If the Fed accelerates its rate increases, it will risk not only triggering more huge sell-offs on Wall Street, but also crippling overextended borrowers, who took on a total of almost $2.5 trillion in new debt last year. Borrowers at risk include just about everybody: individuals; businesses large and small, smokestack and high-tech; municipalities, and even whole countries such as Russia.
"Where's the weak link? Nobody knows," said Maureen Allyn, chief economist at Scudder Kemper Investments. "I think that's why Fed Chairman Alan Greenspan has been going slow. But he can't stop tightening now, even if there is financial distress, because he'll lose credibility."
Not surprisingly, some of the biggest price increases for March appeared in oil-dependent sectors, where businesses have finally succeeded in passing on their rising costs to a resentful buying public.
The Labor Department's public transportation index rose a sharp 2.7%, for instance, driven largely by big increases in air fares. And gasoline prices posted their fastest monthly increase since April 1999, reaching levels 10.2% higher than at their last peak, just before the Persian Gulf War in November 1990.
But prices also rose in such diverse sectors as shelter--which includes rents, motel rooms and homeowners' costs--sports and recreation, child care and medical goods and services.
Some of these price increases could be blamed, at least in part, on the recent spike in oil prices; certain drugs use petroleum feedstocks, for example. But in other sectors, the culprit appears to be rising labor costs--one of the biggest sources of worry to inflation hawks, but a threat that, until now, had not shown up in any measurable way.
"In this report, there is some evidence that higher labor costs are pressuring the cost of everything from medical care to housing," said Sung Won Sohn, chief economist at Wells Fargo & Co. He cited in particular the 0.5% increase in medical-care services, driven by the rising wages of health professionals, and the likelihood that rising contractor and craftsmen's fees were behind the rise in housing costs.
"The best news on inflation is behind us," Sohn said. "Nobody is talking about the Consumer Price Index going to double digits, but the bottom has been reached."

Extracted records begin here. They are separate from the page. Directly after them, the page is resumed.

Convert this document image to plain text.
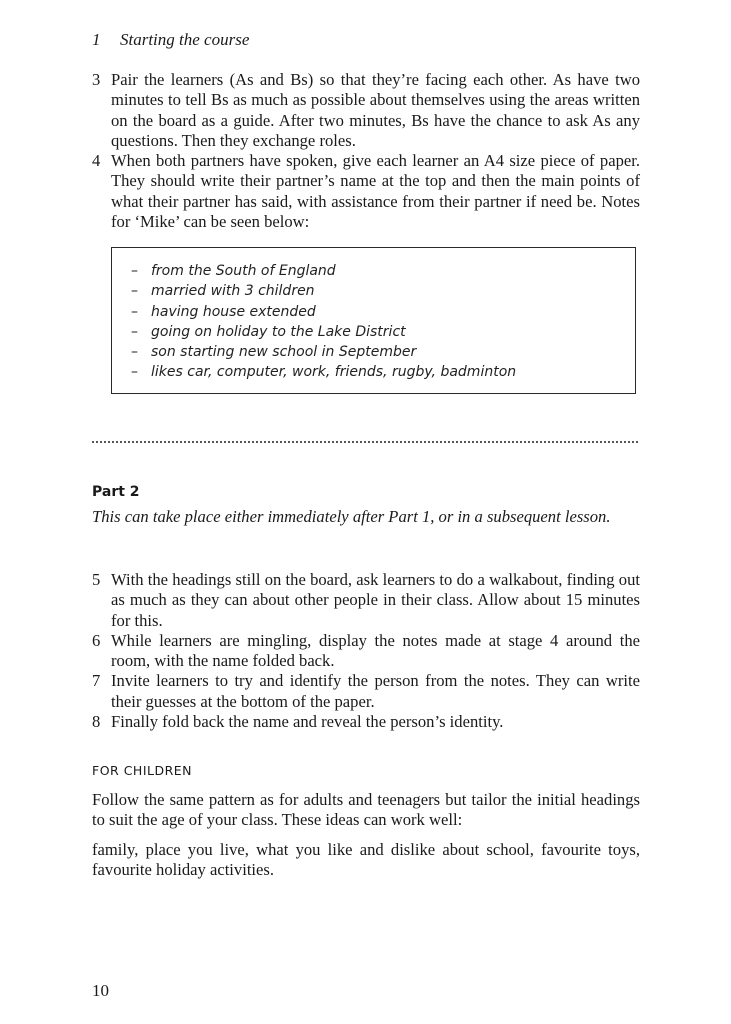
1 Starting the course
3 Pair the learners (As and Bs) so that they’re facing each other. As have two minutes to tell Bs as much as possible about themselves using the areas written on the board as a guide. After two minutes, Bs have the chance to ask As any questions. Then they exchange roles.
4 When both partners have spoken, give each learner an A4 size piece of paper. They should write their partner’s name at the top and then the main points of what their partner has said, with assistance from their partner if need be. Notes for ‘Mike’ can be seen below:
– from the South of England
– married with 3 children
– having house extended
– going on holiday to the Lake District
– son starting new school in September
– likes car, computer, work, friends, rugby, badminton
Part 2

This can take place either immediately after Part 1, or in a subsequent lesson.

5 With the headings still on the board, ask learners to do a walkabout, finding out as much as they can about other people in their class. Allow about 15 minutes for this.
6 While learners are mingling, display the notes made at stage 4 around the room, with the name folded back.
7 Invite learners to try and identify the person from the notes. They can write their guesses at the bottom of the paper.
8 Finally fold back the name and reveal the person’s identity.
FOR CHILDREN

Follow the same pattern as for adults and teenagers but tailor the initial headings to suit the age of your class. These ideas can work well:

family, place you live, what you like and dislike about school, favourite toys, favourite holiday activities.

10
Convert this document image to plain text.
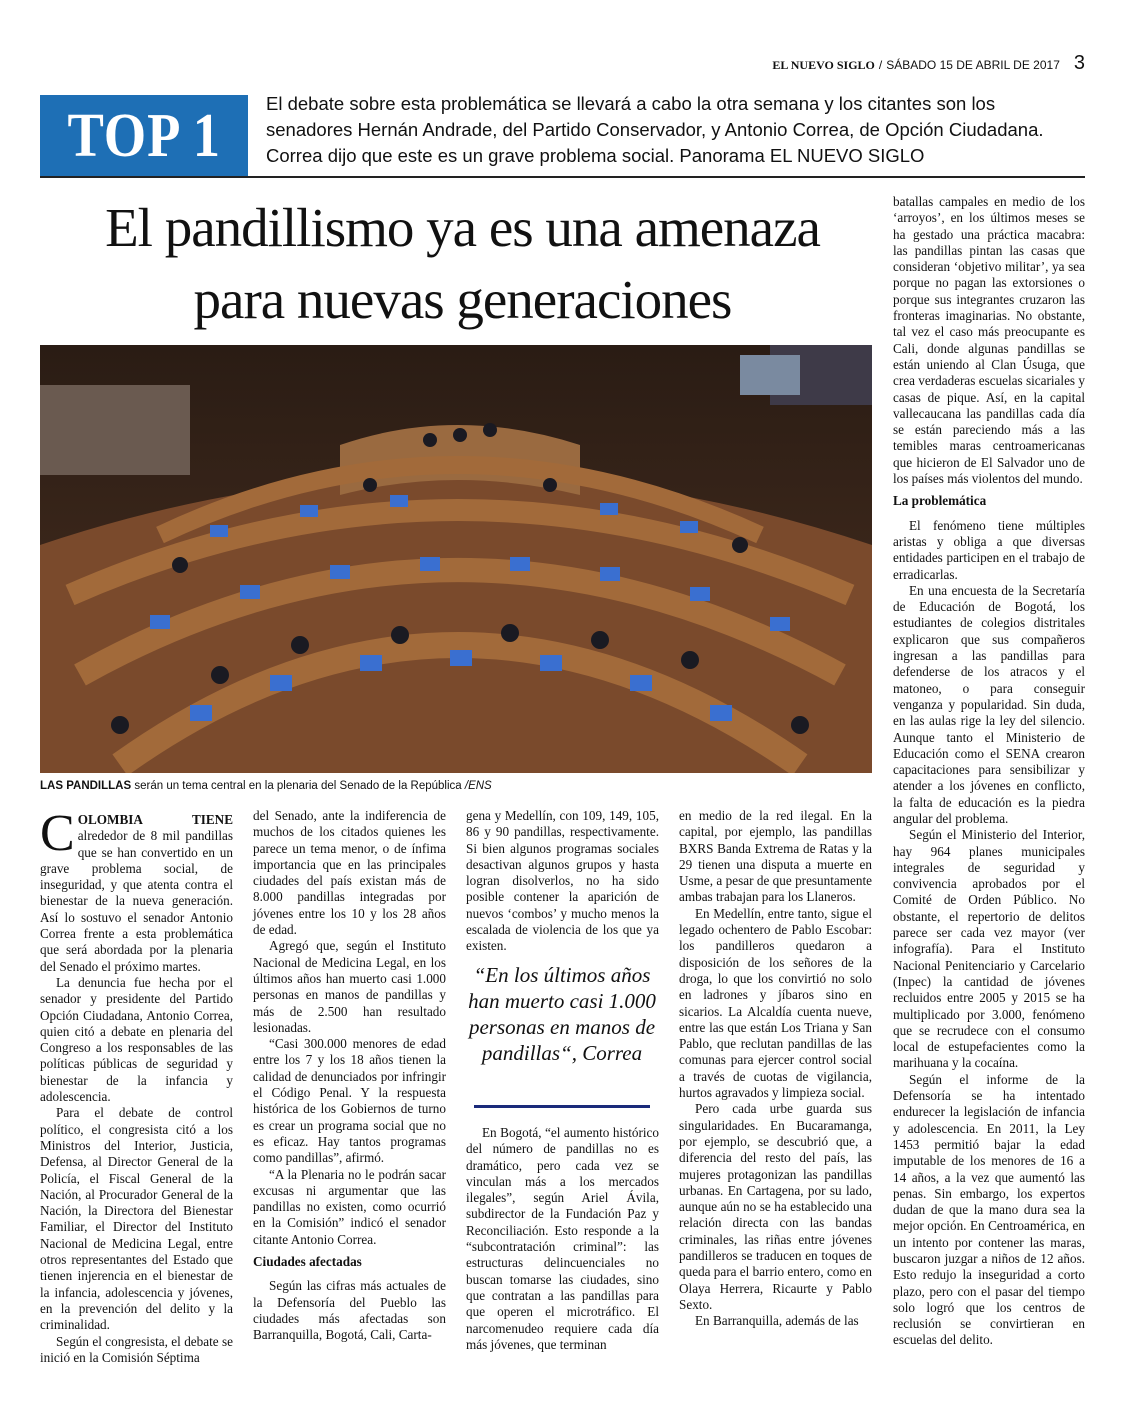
EL NUEVO SIGLO / SÁBADO 15 DE ABRIL DE 2017 3
TOP 1 El debate sobre esta problemática se llevará a cabo la otra semana y los citantes son los
senadores Hernán Andrade, del Partido Conservador, y Antonio Correa, de Opción Ciudadana.
Correa dijo que este es un grave problema social. Panorama EL NUEVO SIGLO
El pandillismo ya es una amenaza
para nuevas generaciones
LAS PANDILLAS serán un tema central en la plenaria del Senado de la República /ENS

COLOMBIA TIENE alrededor de 8 mil pandillas que se han convertido en un grave problema social, de inseguridad, y que atenta contra el bienestar de la nueva generación. Así lo sostuvo el senador Antonio Correa frente a esta problemática que será abordada por la plenaria del Senado el próximo martes.

La denuncia fue hecha por el senador y presidente del Partido Opción Ciudadana, Antonio Correa, quien citó a debate en plenaria del Congreso a los responsables de las políticas públicas de seguridad y bienestar de la infancia y adolescencia.

Para el debate de control político, el congresista citó a los Ministros del Interior, Justicia, Defensa, al Director General de la Policía, el Fiscal General de la Nación, al Procurador General de la Nación, la Directora del Bienestar Familiar, el Director del Instituto Nacional de Medicina Legal, entre otros representantes del Estado que tienen injerencia en el bienestar de la infancia, adolescencia y jóvenes, en la prevención del delito y la criminalidad.

Según el congresista, el debate se inició en la Comisión Séptima

del Senado, ante la indiferencia de muchos de los citados quienes les parece un tema menor, o de ínfima importancia que en las principales ciudades del país existan más de 8.000 pandillas integradas por jóvenes entre los 10 y los 28 años de edad.

Agregó que, según el Instituto Nacional de Medicina Legal, en los últimos años han muerto casi 1.000 personas en manos de pandillas y más de 2.500 han resultado lesionadas.

“Casi 300.000 menores de edad entre los 7 y los 18 años tienen la calidad de denunciados por infringir el Código Penal. Y la respuesta histórica de los Gobiernos de turno es crear un programa social que no es eficaz. Hay tantos programas como pandillas”, afirmó.

“A la Plenaria no le podrán sacar excusas ni argumentar que las pandillas no existen, como ocurrió en la Comisión” indicó el senador citante Antonio Correa.

Ciudades afectadas

Según las cifras más actuales de la Defensoría del Pueblo las ciudades más afectadas son Barranquilla, Bogotá, Cali, Carta-

gena y Medellín, con 109, 149, 105, 86 y 90 pandillas, respectivamente. Si bien algunos programas sociales desactivan algunos grupos y hasta logran disolverlos, no ha sido posible contener la aparición de nuevos ‘combos’ y mucho menos la escalada de violencia de los que ya existen.

“En los últimos años han muerto casi 1.000 personas en manos de pandillas“, Correa

En Bogotá, “el aumento histórico del número de pandillas no es dramático, pero cada vez se vinculan más a los mercados ilegales”, según Ariel Ávila, subdirector de la Fundación Paz y Reconciliación. Esto responde a la “subcontratación criminal”: las estructuras delincuenciales no buscan tomarse las ciudades, sino que contratan a las pandillas para que operen el microtráfico. El narcomenudeo requiere cada día más jóvenes, que terminan

en medio de la red ilegal. En la capital, por ejemplo, las pandillas BXRS Banda Extrema de Ratas y la 29 tienen una disputa a muerte en Usme, a pesar de que presuntamente ambas trabajan para los Llaneros.

En Medellín, entre tanto, sigue el legado ochentero de Pablo Escobar: los pandilleros quedaron a disposición de los señores de la droga, lo que los convirtió no solo en ladrones y jíbaros sino en sicarios. La Alcaldía cuenta nueve, entre las que están Los Triana y San Pablo, que reclutan pandillas de las comunas para ejercer control social a través de cuotas de vigilancia, hurtos agravados y limpieza social.

Pero cada urbe guarda sus singularidades. En Bucaramanga, por ejemplo, se descubrió que, a diferencia del resto del país, las mujeres protagonizan las pandillas urbanas. En Cartagena, por su lado, aunque aún no se ha establecido una relación directa con las bandas criminales, las riñas entre jóvenes pandilleros se traducen en toques de queda para el barrio entero, como en Olaya Herrera, Ricaurte y Pablo Sexto.

En Barranquilla, además de las

batallas campales en medio de los ‘arroyos’, en los últimos meses se ha gestado una práctica macabra: las pandillas pintan las casas que consideran ‘objetivo militar’, ya sea porque no pagan las extorsiones o porque sus integrantes cruzaron las fronteras imaginarias. No obstante, tal vez el caso más preocupante es Cali, donde algunas pandillas se están uniendo al Clan Úsuga, que crea verdaderas escuelas sicariales y casas de pique. Así, en la capital vallecaucana las pandillas cada día se están pareciendo más a las temibles maras centroamericanas que hicieron de El Salvador uno de los países más violentos del mundo.

La problemática

El fenómeno tiene múltiples aristas y obliga a que diversas entidades participen en el trabajo de erradicarlas.

En una encuesta de la Secretaría de Educación de Bogotá, los estudiantes de colegios distritales explicaron que sus compañeros ingresan a las pandillas para defenderse de los atracos y el matoneo, o para conseguir venganza y popularidad. Sin duda, en las aulas rige la ley del silencio. Aunque tanto el Ministerio de Educación como el SENA crearon capacitaciones para sensibilizar y atender a los jóvenes en conflicto, la falta de educación es la piedra angular del problema.

Según el Ministerio del Interior, hay 964 planes municipales integrales de seguridad y convivencia aprobados por el Comité de Orden Público. No obstante, el repertorio de delitos parece ser cada vez mayor (ver infografía). Para el Instituto Nacional Penitenciario y Carcelario (Inpec) la cantidad de jóvenes recluidos entre 2005 y 2015 se ha multiplicado por 3.000, fenómeno que se recrudece con el consumo local de estupefacientes como la marihuana y la cocaína.

Según el informe de la Defensoría se ha intentado endurecer la legislación de infancia y adolescencia. En 2011, la Ley 1453 permitió bajar la edad imputable de los menores de 16 a 14 años, a la vez que aumentó las penas. Sin embargo, los expertos dudan de que la mano dura sea la mejor opción. En Centroamérica, en un intento por contener las maras, buscaron juzgar a niños de 12 años. Esto redujo la inseguridad a corto plazo, pero con el pasar del tiempo solo logró que los centros de reclusión se convirtieran en escuelas del delito.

Compounding economists' anxieties was the consumer price reports arrival just one day after a separate government report revealed that retail sales grew by a spectacular 15.8% annual rate in the first quarter.
"If that's not overheating, what is?" wondered David Off, chief economist at First Union Securities Inc. in Charlotte, N.C. The government also reported Friday that industrial output grew at a strong annual rate of 6.4% in the first quarter.
Even before the new inflation data were published, these and other signs of consumer exuberance had prompted private economic forecasters to revise their growth predictions upward. Friday's price data not only confirmed their hunches, but also convinced many of them that the Feds next rate increase would have to exceed the last five, each of them 0.25 percentage points, to have sufficient impact.
The question now is whether--and how--the Fed can safely do that when financial markets are so volatile.
Some forecasters said the chances are at least 50-50 that the Fed's policy-making Open Market Committee will raise interest rates by a half a percentage point when it meets next meets on may 16.
Others said the Fed might stick to quarter-point increases but continue them into the fall rather than stopping in mid-summer. And some suggested that the Fed would raise rates both faster and longer.
"Its Greenspan's worst nightmare, in that there isn't any excuse to go gradually any more," said economist Allyn. "He has to tighten."